Haji merupakan ibadah yang berhubungan dengan harta dan jiwa, yang membawa berbagai dampak positif bagi individu dan masyarakat, bahkan merupakan muktamar internasional. Pada saat itu umat Islam dari seluruh penjuru dunia berkesempatan untuk bertemu dan saling mengenal. Allah berfirman:

Dan berserulah kepada manusia untuk mengerjakan haji, niscaya mereka akan datang kepadamu dengan berjalan kaki, dan mengendarai unta yang kurus yang datang dari segenap penjuru yang jauh, supaya mereka menyaksikan berbagai manfaat bagi mereka dan supaya mereka menyebut nama Allah pada hari yang telah ditentukan atas rezki yang Allah telah berikan kepada mereka berupa binatang ternak. Maka makanlah sebahagian daripadanya dan (sebahagian lagi) berikanlah untuk dimakan orang-orang yang sengsara dan fakir.” (QS. al-Hajj: 27-28)

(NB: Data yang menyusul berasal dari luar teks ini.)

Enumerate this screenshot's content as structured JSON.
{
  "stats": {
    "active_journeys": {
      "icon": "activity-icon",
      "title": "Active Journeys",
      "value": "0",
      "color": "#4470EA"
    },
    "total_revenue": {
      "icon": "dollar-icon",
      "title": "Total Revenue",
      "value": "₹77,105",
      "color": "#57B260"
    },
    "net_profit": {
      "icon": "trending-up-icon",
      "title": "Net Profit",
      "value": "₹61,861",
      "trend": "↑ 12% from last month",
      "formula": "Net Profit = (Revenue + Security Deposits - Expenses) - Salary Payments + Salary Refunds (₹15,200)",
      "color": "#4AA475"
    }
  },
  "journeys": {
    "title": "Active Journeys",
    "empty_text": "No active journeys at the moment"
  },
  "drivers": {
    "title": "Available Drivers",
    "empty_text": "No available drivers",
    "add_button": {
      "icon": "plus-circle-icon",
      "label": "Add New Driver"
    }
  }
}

Karenanya pahala haji sangat besar, sebagaimana yang disabdakan oleh Rasulullah.

Dan dari Jabir bin ‘Abdillah dari Nabi Shalallaahu alaihi wasalam , beliau bersabda:

الْحَجَّ الْمَبْرُوْرُ لَيْسَ لَهُ جَزَاءٌ إِلاَّ الْجَنَّةَ

“Haji mabrur tidak ada balasannya kecuali Surga.”
Kalimat awal dari HR. Ahmad, ath-Thabrani, Ibnu Khuzaimah, al-Baihaqi dan al-Hakim. Al-Albani berkata: “Shahih lighairihi, lihat Shahih at-Targhiib” No. 1104

Ibadah haji ini diwajibkan pada tahun keenam Hijriyah, yaitu ketika turun firman Allah berikut:

“…mengerjakan haji adalah kewajiban manusia terhadap Allah, yaitu (bagi) orang yang sanggup mengadakan perjalanan ke Baitullah…” (QS. Ali Imran: 97)

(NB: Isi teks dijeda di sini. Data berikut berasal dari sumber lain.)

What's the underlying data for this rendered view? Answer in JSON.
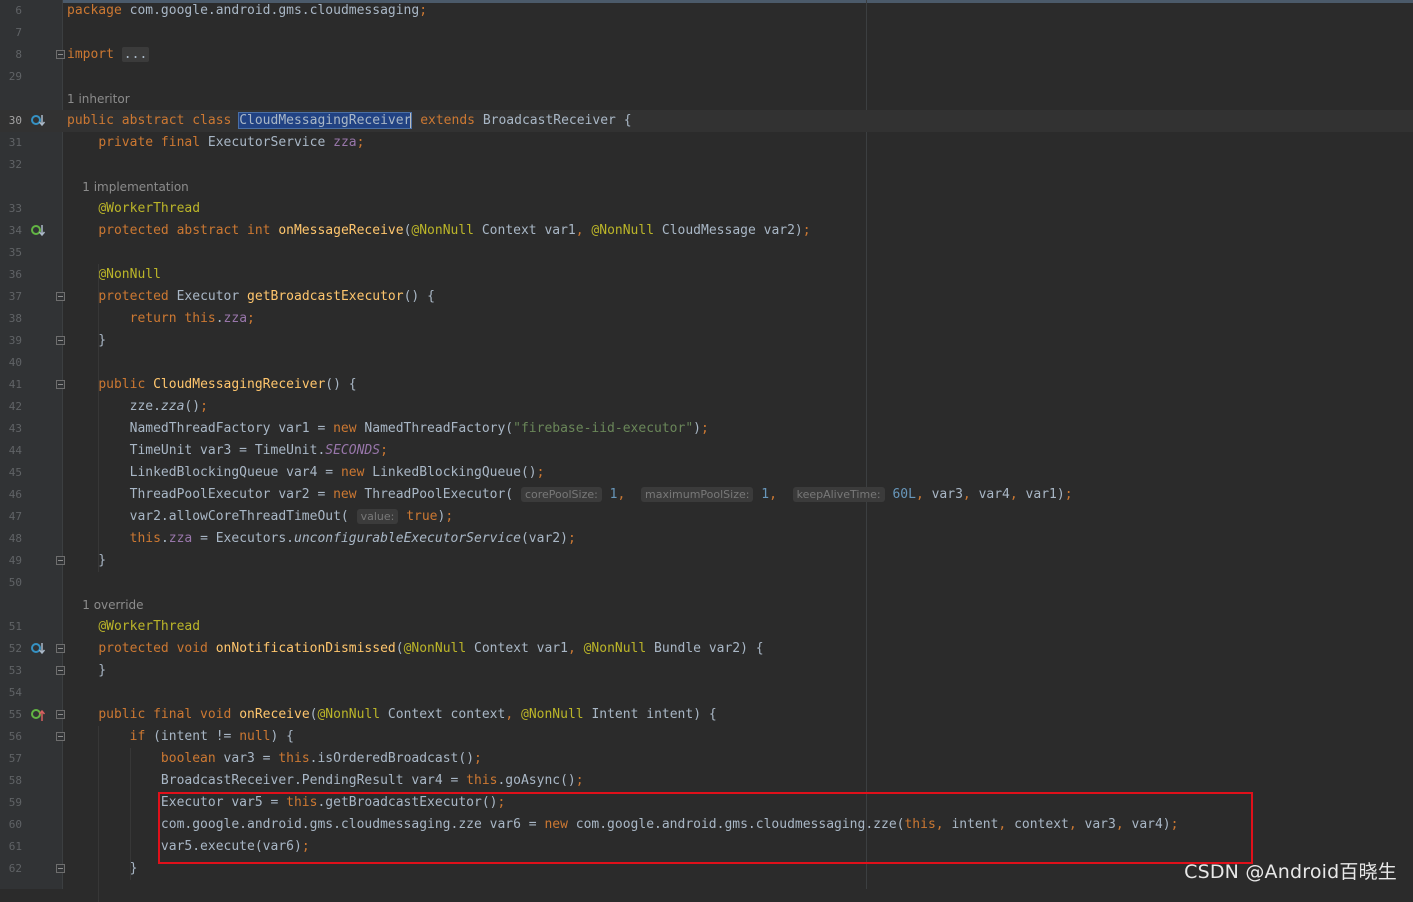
{
  "editor": {
    "lines": [
      {
        "num": "6",
        "segments": [
          {
            "t": "package ",
            "c": "kw"
          },
          {
            "t": "com.google.android.gms.cloudmessaging"
          },
          {
            "t": ";",
            "c": "kw"
          }
        ]
      },
      {
        "num": "7",
        "segments": []
      },
      {
        "num": "8",
        "segments": [
          {
            "t": "import ",
            "c": "kw"
          },
          {
            "t": "...",
            "c": "fold-dots"
          }
        ]
      },
      {
        "num": "29",
        "segments": []
      },
      {
        "hint": "1 inheritor"
      },
      {
        "num": "30",
        "current": true,
        "segments": [
          {
            "t": "public abstract class ",
            "c": "kw"
          },
          {
            "t": "CloudMessagingReceiver",
            "c": "sel"
          },
          {
            "t": "",
            "c": "caret"
          },
          {
            "t": " extends ",
            "c": "kw"
          },
          {
            "t": "BroadcastReceiver {"
          }
        ]
      },
      {
        "num": "31",
        "segments": [
          {
            "t": "    "
          },
          {
            "t": "private final ",
            "c": "kw"
          },
          {
            "t": "ExecutorService "
          },
          {
            "t": "zza",
            "c": "fld"
          },
          {
            "t": ";",
            "c": "kw"
          }
        ]
      },
      {
        "num": "32",
        "segments": []
      },
      {
        "hint": "    1 implementation"
      },
      {
        "num": "33",
        "segments": [
          {
            "t": "    "
          },
          {
            "t": "@WorkerThread",
            "c": "ann"
          }
        ]
      },
      {
        "num": "34",
        "segments": [
          {
            "t": "    "
          },
          {
            "t": "protected abstract int ",
            "c": "kw"
          },
          {
            "t": "onMessageReceive",
            "c": "fn"
          },
          {
            "t": "("
          },
          {
            "t": "@NonNull",
            "c": "ann"
          },
          {
            "t": " Context var1"
          },
          {
            "t": ", ",
            "c": "kw"
          },
          {
            "t": "@NonNull",
            "c": "ann"
          },
          {
            "t": " CloudMessage var2)"
          },
          {
            "t": ";",
            "c": "kw"
          }
        ]
      },
      {
        "num": "35",
        "segments": []
      },
      {
        "num": "36",
        "segments": [
          {
            "t": "    "
          },
          {
            "t": "@NonNull",
            "c": "ann"
          }
        ]
      },
      {
        "num": "37",
        "segments": [
          {
            "t": "    "
          },
          {
            "t": "protected ",
            "c": "kw"
          },
          {
            "t": "Executor "
          },
          {
            "t": "getBroadcastExecutor",
            "c": "fn"
          },
          {
            "t": "() {"
          }
        ]
      },
      {
        "num": "38",
        "segments": [
          {
            "t": "        "
          },
          {
            "t": "return this",
            "c": "kw"
          },
          {
            "t": "."
          },
          {
            "t": "zza",
            "c": "fld"
          },
          {
            "t": ";",
            "c": "kw"
          }
        ]
      },
      {
        "num": "39",
        "segments": [
          {
            "t": "    }"
          }
        ]
      },
      {
        "num": "40",
        "segments": []
      },
      {
        "num": "41",
        "segments": [
          {
            "t": "    "
          },
          {
            "t": "public ",
            "c": "kw"
          },
          {
            "t": "CloudMessagingReceiver",
            "c": "fn"
          },
          {
            "t": "() {"
          }
        ]
      },
      {
        "num": "42",
        "segments": [
          {
            "t": "        zze."
          },
          {
            "t": "zza",
            "c": "it"
          },
          {
            "t": "()"
          },
          {
            "t": ";",
            "c": "kw"
          }
        ]
      },
      {
        "num": "43",
        "segments": [
          {
            "t": "        NamedThreadFactory var1 = "
          },
          {
            "t": "new ",
            "c": "kw"
          },
          {
            "t": "NamedThreadFactory("
          },
          {
            "t": "\"firebase-iid-executor\"",
            "c": "str"
          },
          {
            "t": ")"
          },
          {
            "t": ";",
            "c": "kw"
          }
        ]
      },
      {
        "num": "44",
        "segments": [
          {
            "t": "        TimeUnit var3 = TimeUnit."
          },
          {
            "t": "SECONDS",
            "c": "itfld"
          },
          {
            "t": ";",
            "c": "kw"
          }
        ]
      },
      {
        "num": "45",
        "segments": [
          {
            "t": "        LinkedBlockingQueue var4 = "
          },
          {
            "t": "new ",
            "c": "kw"
          },
          {
            "t": "LinkedBlockingQueue()"
          },
          {
            "t": ";",
            "c": "kw"
          }
        ]
      },
      {
        "num": "46",
        "segments": [
          {
            "t": "        ThreadPoolExecutor var2 = "
          },
          {
            "t": "new ",
            "c": "kw"
          },
          {
            "t": "ThreadPoolExecutor( "
          },
          {
            "t": "corePoolSize:",
            "c": "inlay"
          },
          {
            "t": " "
          },
          {
            "t": "1",
            "c": "num"
          },
          {
            "t": ", ",
            "c": "kw"
          },
          {
            "t": " "
          },
          {
            "t": "maximumPoolSize:",
            "c": "inlay"
          },
          {
            "t": " "
          },
          {
            "t": "1",
            "c": "num"
          },
          {
            "t": ", ",
            "c": "kw"
          },
          {
            "t": " "
          },
          {
            "t": "keepAliveTime:",
            "c": "inlay"
          },
          {
            "t": " "
          },
          {
            "t": "60L",
            "c": "num"
          },
          {
            "t": ", ",
            "c": "kw"
          },
          {
            "t": "var3"
          },
          {
            "t": ", ",
            "c": "kw"
          },
          {
            "t": "var4"
          },
          {
            "t": ", ",
            "c": "kw"
          },
          {
            "t": "var1)"
          },
          {
            "t": ";",
            "c": "kw"
          }
        ]
      },
      {
        "num": "47",
        "segments": [
          {
            "t": "        var2.allowCoreThreadTimeOut( "
          },
          {
            "t": "value:",
            "c": "inlay"
          },
          {
            "t": " "
          },
          {
            "t": "true",
            "c": "kw"
          },
          {
            "t": ")"
          },
          {
            "t": ";",
            "c": "kw"
          }
        ]
      },
      {
        "num": "48",
        "segments": [
          {
            "t": "        "
          },
          {
            "t": "this",
            "c": "kw"
          },
          {
            "t": "."
          },
          {
            "t": "zza",
            "c": "fld"
          },
          {
            "t": " = Executors."
          },
          {
            "t": "unconfigurableExecutorService",
            "c": "it"
          },
          {
            "t": "(var2)"
          },
          {
            "t": ";",
            "c": "kw"
          }
        ]
      },
      {
        "num": "49",
        "segments": [
          {
            "t": "    }"
          }
        ]
      },
      {
        "num": "50",
        "segments": []
      },
      {
        "hint": "    1 override"
      },
      {
        "num": "51",
        "segments": [
          {
            "t": "    "
          },
          {
            "t": "@WorkerThread",
            "c": "ann"
          }
        ]
      },
      {
        "num": "52",
        "segments": [
          {
            "t": "    "
          },
          {
            "t": "protected void ",
            "c": "kw"
          },
          {
            "t": "onNotificationDismissed",
            "c": "fn"
          },
          {
            "t": "("
          },
          {
            "t": "@NonNull",
            "c": "ann"
          },
          {
            "t": " Context var1"
          },
          {
            "t": ", ",
            "c": "kw"
          },
          {
            "t": "@NonNull",
            "c": "ann"
          },
          {
            "t": " Bundle var2) {"
          }
        ]
      },
      {
        "num": "53",
        "segments": [
          {
            "t": "    }"
          }
        ]
      },
      {
        "num": "54",
        "segments": []
      },
      {
        "num": "55",
        "segments": [
          {
            "t": "    "
          },
          {
            "t": "public final void ",
            "c": "kw"
          },
          {
            "t": "onReceive",
            "c": "fn"
          },
          {
            "t": "("
          },
          {
            "t": "@NonNull",
            "c": "ann"
          },
          {
            "t": " Context context"
          },
          {
            "t": ", ",
            "c": "kw"
          },
          {
            "t": "@NonNull",
            "c": "ann"
          },
          {
            "t": " Intent intent) {"
          }
        ]
      },
      {
        "num": "56",
        "segments": [
          {
            "t": "        "
          },
          {
            "t": "if ",
            "c": "kw"
          },
          {
            "t": "(intent != "
          },
          {
            "t": "null",
            "c": "kw"
          },
          {
            "t": ") {"
          }
        ]
      },
      {
        "num": "57",
        "segments": [
          {
            "t": "            "
          },
          {
            "t": "boolean ",
            "c": "kw"
          },
          {
            "t": "var3 = "
          },
          {
            "t": "this",
            "c": "kw"
          },
          {
            "t": ".isOrderedBroadcast()"
          },
          {
            "t": ";",
            "c": "kw"
          }
        ]
      },
      {
        "num": "58",
        "segments": [
          {
            "t": "            BroadcastReceiver.PendingResult var4 = "
          },
          {
            "t": "this",
            "c": "kw"
          },
          {
            "t": ".goAsync()"
          },
          {
            "t": ";",
            "c": "kw"
          }
        ]
      },
      {
        "num": "59",
        "segments": [
          {
            "t": "            Executor var5 = "
          },
          {
            "t": "this",
            "c": "kw"
          },
          {
            "t": ".getBroadcastExecutor()"
          },
          {
            "t": ";",
            "c": "kw"
          }
        ]
      },
      {
        "num": "60",
        "segments": [
          {
            "t": "            com.google.android.gms.cloudmessaging.zze var6 = "
          },
          {
            "t": "new ",
            "c": "kw"
          },
          {
            "t": "com.google.android.gms.cloudmessaging.zze("
          },
          {
            "t": "this",
            "c": "kw"
          },
          {
            "t": ", ",
            "c": "kw"
          },
          {
            "t": "intent"
          },
          {
            "t": ", ",
            "c": "kw"
          },
          {
            "t": "context"
          },
          {
            "t": ", ",
            "c": "kw"
          },
          {
            "t": "var3"
          },
          {
            "t": ", ",
            "c": "kw"
          },
          {
            "t": "var4)"
          },
          {
            "t": ";",
            "c": "kw"
          }
        ]
      },
      {
        "num": "61",
        "segments": [
          {
            "t": "            var5.execute(var6)"
          },
          {
            "t": ";",
            "c": "kw"
          }
        ]
      },
      {
        "num": "62",
        "segments": [
          {
            "t": "        }"
          }
        ]
      }
    ],
    "gutter_icons": {
      "30": "overridden-method-icon",
      "34": "implemented-method-icon",
      "52": "overridden-method-icon",
      "55": "overriding-method-icon"
    },
    "fold_lines": [
      "8",
      "37",
      "39",
      "41",
      "49",
      "52",
      "53",
      "55",
      "56",
      "62"
    ]
  },
  "watermark": "CSDN @Android百晓生",
  "colors": {
    "background": "#2b2b2b",
    "keyword": "#cc7832",
    "string": "#6a8759",
    "annotation": "#bbb529",
    "field": "#9876aa",
    "method": "#ffc66d",
    "highlight_box": "#e0101a",
    "selection": "#214283"
  }
}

e. Puasa Ramadhan. Puasa Ramadhan diwajibkan pada tahun ketiga Hijriyah, melalui firman Allah:

“…bulan Ramadhan, bulan yang di dalamnya diturunkan (permulaan) Al Quran sebagai petunjuk bagi manusia dan penjelasan-penjelasan mengenai petunjuk itu dan pembeda (antara yang hak dan yang bathil). Karena itu, barangsiapa di antara kamu hadir (di negeri tempat tinggalnya) di bulan itu, maka hendaklah ia berpuasa pada bulan itu…” (QS. al-Baqarah: 185)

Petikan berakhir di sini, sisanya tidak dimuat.